Le jeune homme est mort d'un "choc cardiaque dû à un traumatisme au thorax. Il a été touché par un objet comme celui-ci", a-t-elle dit en montrant une grenade lacrymogène. Le gouvernement avait affirmé que le manifestant était décédé après avoir été touché par un objet métallique.
"Nous rejetons la violence, d'où qu'elle vienne", a-t-elle insisté, condamnant aussi les débordements de l'opposition: "Les manifestations doivent être pacifiques. C'est un droit que l'Etat doit garantir. Si l'on commence à mener des actions violentes, on perd ce droit".
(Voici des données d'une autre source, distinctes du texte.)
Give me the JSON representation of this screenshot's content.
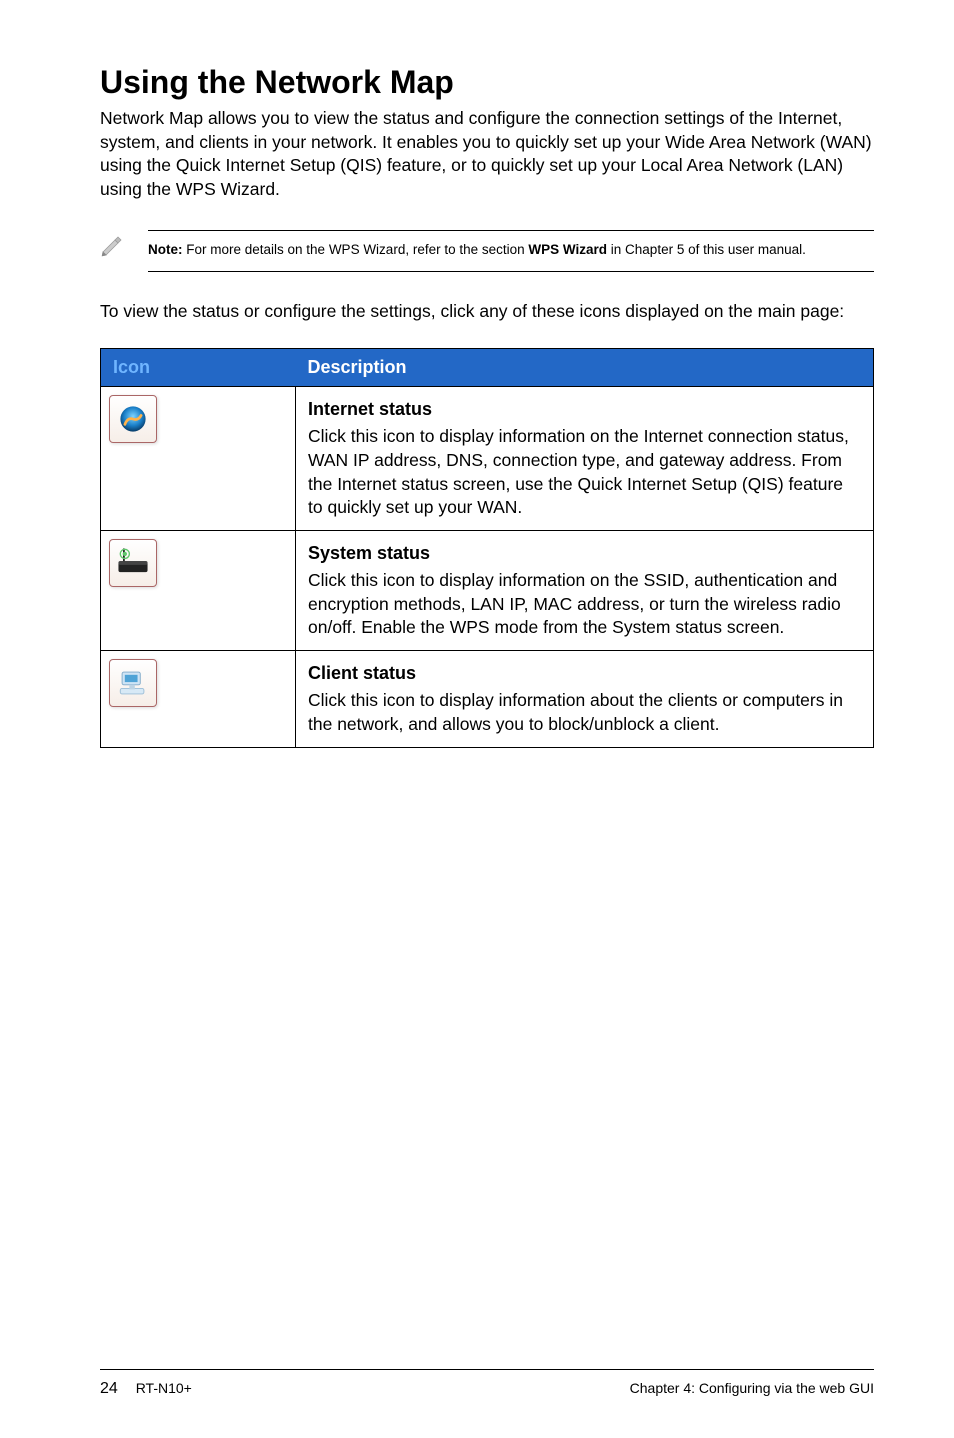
{
  "heading": "Using the Network Map",
  "intro": "Network Map allows you to view the status and configure the connection settings of the Internet, system, and clients in your network. It enables you to quickly set up your Wide Area Network (WAN) using the Quick Internet Setup (QIS) feature, or to quickly set up your Local Area Network (LAN) using the WPS Wizard.",
  "note": {
    "label": "Note:",
    "pre": " For more details on the WPS Wizard, refer to the section ",
    "bold": "WPS Wizard",
    "post": " in Chapter 5 of this user manual."
  },
  "lead": "To view the status or configure the settings, click any of these icons displayed on the main page:",
  "table": {
    "headers": {
      "icon": "Icon",
      "desc": "Description"
    },
    "rows": [
      {
        "icon_name": "internet-status-icon",
        "title": "Internet status",
        "body": "Click this icon to display information on the Internet connection status, WAN IP address, DNS, connection type, and gateway address. From the Internet status screen, use the Quick Internet Setup (QIS) feature to quickly set up your WAN."
      },
      {
        "icon_name": "system-status-icon",
        "title": "System status",
        "body": "Click this icon to display information on the SSID, authentication and encryption methods, LAN IP, MAC address, or turn the wireless radio on/off. Enable the WPS mode from the System status screen."
      },
      {
        "icon_name": "client-status-icon",
        "title": "Client status",
        "body": "Click this icon to display information about the clients or computers in the network, and allows you to block/unblock a client."
      }
    ]
  },
  "footer": {
    "page": "24",
    "model": "RT-N10+",
    "chapter": "Chapter 4: Configuring via the web GUI"
  }
}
Quelques heures plus tard, le ministre de l'Intérieur et de la Justice, le général Nestor Reverol, a répliqué à Mme Ortega en justifiant l'action des forces armées et en accusant le parquet d'"inaction" face à des manifestants impliqués dans des actes de violence.
Le ministre a dénoncé l'action de "bandes armées délinquantes". "Cette spirale de violence a créé un climat d'impunité favorisé par le parquet qui par son inaction n'a pas garanti l'application correcte de la justice", a-t-il déclaré.
La procureure générale de la Nation apparaît comme la seule voix critique au sein du camp présidentiel: elle s'était élevée contre la décision fin mars de la Cour suprême, réputée proche du chef de l'Etat, de s'octroyer brièvement les pouvoirs du Parlement, seule institution contrôlée par l'opposition.
Cette manœuvre avait été l'étincelle déclenchant la vague de manifestations et de violences pour obtenir le départ du président socialiste Nicolas Maduro.
Mme Ortega a aussi dénoncé le recours aux tribunaux militaires à l'encontre des civils arrêtés lors des protestations et critiqué le projet du chef de l'Etat de réformer la Constitution.